Reste que certains pays sont loin de répondre aux six critères de convergence, comme le déficit budgétaire limité à 3% du PIB ou un taux d’inflation inférieur ou égal à 5%. C’est le cas notamment des pays non membres de l’Union économique et monétaire ouest-africaine (UEMOA) qui partagent l’utilisation du franc CFA. Il s’agit du Nigeria (naira), Ghana (cédi), Guinée (franc guinéen), Libéria (dollar libérien), Sierra Leone (leone), Cap-Vert (escudo) et Gambie (dalasi).

Du coup, les chefs d’Etat ont décidé que l’approche serait graduelle. En clair, les Etats qui rempliront les critères de convergence démarreront avec la monnaie unique dès 2020. Les autres sont appelés à suivre à mesure qu’ils rempliront les critères exigés. Selon le ministre ghanéen des Finances, Ken Ofori-Atta, l’essentiel est de trouver à l’horizon 2020 trois à quatre pays remplissant tous les critères pour lancer la monnaie et les autres pourront progressivement les rejoindre par la suite. Pour Bruno Koné, porte-parole du gouvernement de la Côte d’Ivoire, «les chefs d’Etat pensent qu’à une ou deux exceptions près, tous les pays de la communauté pourraient être prêts pour ce passage à la monnaie unique» à la date donnée.

Toutefois, face aux difficultés qu’éprouvent certains pays à respecter les critères de convergences, le Nigeria, première puissance économique de la région et qui pèse environ 70% du PIB de la CEDEAO, reste prudent et semble moins optimiste sur le sujet. Une chose est sûre, la 2e puissance économique du continent africain ne sera pas de la première vague des pays qui rejoindront la monnaie unique de la CEDEAO. Outre l’absence de convergence, le représentant nigérian avance que les pays de la région ne sont pas préparés à l’avènement de la monnaie unique.

Reste que pour nombre d’observateurs, il faut réduire les risques d’un nouveau report qui serait susceptible d’affecter la crédibilité du lancement d’une monnaie unique. Et pour ce faire, il est essentiel de privilégier l’option du «Big-bank en 2020» avec l’adoption de la monnaie unique par tous les pays membres à partir de cette date. Sinon, le problème de convertibilité de la future monnaie risque de se poser. 

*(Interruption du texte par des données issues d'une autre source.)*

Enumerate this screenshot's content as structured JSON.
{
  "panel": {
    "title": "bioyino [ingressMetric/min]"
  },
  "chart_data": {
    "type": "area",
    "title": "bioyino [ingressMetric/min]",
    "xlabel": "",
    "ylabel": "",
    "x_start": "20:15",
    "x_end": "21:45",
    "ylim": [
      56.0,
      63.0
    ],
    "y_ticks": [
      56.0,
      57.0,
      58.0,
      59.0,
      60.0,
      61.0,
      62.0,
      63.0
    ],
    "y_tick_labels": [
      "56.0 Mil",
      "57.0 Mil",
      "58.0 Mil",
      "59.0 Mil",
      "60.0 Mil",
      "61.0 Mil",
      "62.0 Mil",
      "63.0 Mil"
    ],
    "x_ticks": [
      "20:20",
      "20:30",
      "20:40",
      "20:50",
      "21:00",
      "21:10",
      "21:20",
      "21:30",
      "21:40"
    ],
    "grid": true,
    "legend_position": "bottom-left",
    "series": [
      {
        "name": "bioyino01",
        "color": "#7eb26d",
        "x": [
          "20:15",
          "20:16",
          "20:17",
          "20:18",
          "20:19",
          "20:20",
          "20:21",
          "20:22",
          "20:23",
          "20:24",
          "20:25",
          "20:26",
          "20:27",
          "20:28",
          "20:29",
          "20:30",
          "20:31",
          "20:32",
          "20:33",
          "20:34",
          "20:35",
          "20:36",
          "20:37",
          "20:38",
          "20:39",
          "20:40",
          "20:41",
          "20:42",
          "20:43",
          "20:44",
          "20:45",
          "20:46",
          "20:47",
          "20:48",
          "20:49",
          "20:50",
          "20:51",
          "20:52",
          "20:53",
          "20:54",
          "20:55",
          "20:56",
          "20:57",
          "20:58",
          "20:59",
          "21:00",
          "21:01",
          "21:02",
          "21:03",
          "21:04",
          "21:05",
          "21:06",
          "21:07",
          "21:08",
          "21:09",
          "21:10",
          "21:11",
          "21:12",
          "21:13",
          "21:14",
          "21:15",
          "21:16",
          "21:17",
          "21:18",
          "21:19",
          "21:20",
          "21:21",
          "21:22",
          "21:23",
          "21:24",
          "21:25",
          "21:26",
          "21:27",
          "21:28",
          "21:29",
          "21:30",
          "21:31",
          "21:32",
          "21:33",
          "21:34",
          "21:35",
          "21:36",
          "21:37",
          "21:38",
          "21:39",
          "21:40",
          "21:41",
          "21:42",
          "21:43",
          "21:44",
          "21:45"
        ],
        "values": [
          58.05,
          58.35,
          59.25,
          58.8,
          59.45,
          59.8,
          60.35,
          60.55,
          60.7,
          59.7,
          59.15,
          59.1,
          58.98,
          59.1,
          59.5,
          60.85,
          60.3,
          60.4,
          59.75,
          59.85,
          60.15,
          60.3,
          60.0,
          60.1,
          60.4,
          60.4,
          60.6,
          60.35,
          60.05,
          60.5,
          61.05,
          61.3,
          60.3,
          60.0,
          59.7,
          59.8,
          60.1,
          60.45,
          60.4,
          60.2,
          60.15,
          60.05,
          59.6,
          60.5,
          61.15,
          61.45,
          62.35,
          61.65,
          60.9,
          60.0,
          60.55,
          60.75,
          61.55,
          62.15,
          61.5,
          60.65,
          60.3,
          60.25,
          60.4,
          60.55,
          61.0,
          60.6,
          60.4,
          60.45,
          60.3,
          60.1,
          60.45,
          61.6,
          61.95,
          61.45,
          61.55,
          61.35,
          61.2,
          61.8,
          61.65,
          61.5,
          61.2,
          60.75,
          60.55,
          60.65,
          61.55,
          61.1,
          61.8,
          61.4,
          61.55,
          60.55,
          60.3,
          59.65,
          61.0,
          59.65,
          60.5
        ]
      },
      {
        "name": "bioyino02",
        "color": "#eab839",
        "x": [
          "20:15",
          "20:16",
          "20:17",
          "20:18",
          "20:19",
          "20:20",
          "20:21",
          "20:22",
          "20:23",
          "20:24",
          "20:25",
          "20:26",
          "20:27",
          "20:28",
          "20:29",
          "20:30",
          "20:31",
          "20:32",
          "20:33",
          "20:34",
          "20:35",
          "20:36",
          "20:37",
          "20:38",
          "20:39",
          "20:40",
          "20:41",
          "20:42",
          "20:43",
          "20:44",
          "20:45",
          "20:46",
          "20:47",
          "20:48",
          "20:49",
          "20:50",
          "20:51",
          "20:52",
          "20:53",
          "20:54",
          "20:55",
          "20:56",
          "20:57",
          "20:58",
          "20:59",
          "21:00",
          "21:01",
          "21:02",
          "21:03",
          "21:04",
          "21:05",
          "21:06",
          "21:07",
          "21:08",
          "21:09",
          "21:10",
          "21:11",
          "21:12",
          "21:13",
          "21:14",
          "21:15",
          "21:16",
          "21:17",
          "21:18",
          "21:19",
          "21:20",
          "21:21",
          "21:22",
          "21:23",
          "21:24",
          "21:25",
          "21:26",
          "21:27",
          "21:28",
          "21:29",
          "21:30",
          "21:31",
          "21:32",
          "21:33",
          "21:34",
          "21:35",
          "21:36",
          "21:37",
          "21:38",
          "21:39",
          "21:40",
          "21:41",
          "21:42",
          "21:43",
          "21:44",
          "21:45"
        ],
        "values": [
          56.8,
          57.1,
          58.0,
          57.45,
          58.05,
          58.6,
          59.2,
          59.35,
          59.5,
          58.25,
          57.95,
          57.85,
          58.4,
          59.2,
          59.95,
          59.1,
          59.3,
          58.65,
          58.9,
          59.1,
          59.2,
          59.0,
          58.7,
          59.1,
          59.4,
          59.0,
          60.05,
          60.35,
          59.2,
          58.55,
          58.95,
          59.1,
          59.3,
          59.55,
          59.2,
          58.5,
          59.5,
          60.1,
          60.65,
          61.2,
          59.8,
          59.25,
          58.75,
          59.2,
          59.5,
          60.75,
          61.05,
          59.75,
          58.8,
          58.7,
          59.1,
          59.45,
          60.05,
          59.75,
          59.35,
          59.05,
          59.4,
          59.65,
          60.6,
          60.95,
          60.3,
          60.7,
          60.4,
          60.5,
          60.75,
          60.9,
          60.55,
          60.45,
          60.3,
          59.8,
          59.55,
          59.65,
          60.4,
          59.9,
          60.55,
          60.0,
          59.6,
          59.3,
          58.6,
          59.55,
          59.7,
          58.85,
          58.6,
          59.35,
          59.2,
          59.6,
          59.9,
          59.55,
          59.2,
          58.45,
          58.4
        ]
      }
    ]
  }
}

Par ailleurs, une chose semble certaine, cette monnaie unique de la CEDEAO ne sera pas le franc CFA qu'utilisent les 8 pays de l’Union économique et monétaire ouest-africaine. Les propos du gouverneur de la Banque centrale du Nigeria, Godwin Emefiele, qui remplaçait le président Muhammadu Buhari lors de cette rencontre, sont sans équivoque. Il a tout simplement demandé aux pays membres de la zone UEMOA de présenter une feuille de route de «dissociation» du Trésor public français.

Ces déclarations confirment celle du président burkinabè sur l’abandon du franc CFA. Celui-ci avait annoncé que les pays qui répondent aux critères de convergence commenceraient à battre la nouvelle monnaie de la CEDEAO à partir de 2020.

En clair, avec cette sortie, le Nigeria, qui pèse environ 70% du PIB de la CEDEAO et qui est parmi les plus sceptiques quant à la mise en place de la monnaie unique, affiche clairement son opposition à tout lien avec le Trésor français sur cette question. Le président burkinabè avait donné il y a quelques mois un avis semblable, coupant l’herbe sous le pied de certains chefs d’Etat -celui de la Côte d'Ivoire notamment- accusés de vouloir faire du franc CFA la monnaie unique de la région.

Pour accélérer la mise en place de cette monnaie unique, les experts de la région vont continuer à travailler sur le dossier. Les quatre chefs d’Etat en charge de la monnaie unique vont se rencontrer en mai prochain à Niamey, au Niger, avec pour objectif de faire de la CEDEAO -communauté de quinze Etats totalisant plus de 340 millions de consommateurs- une union économique et monétaire.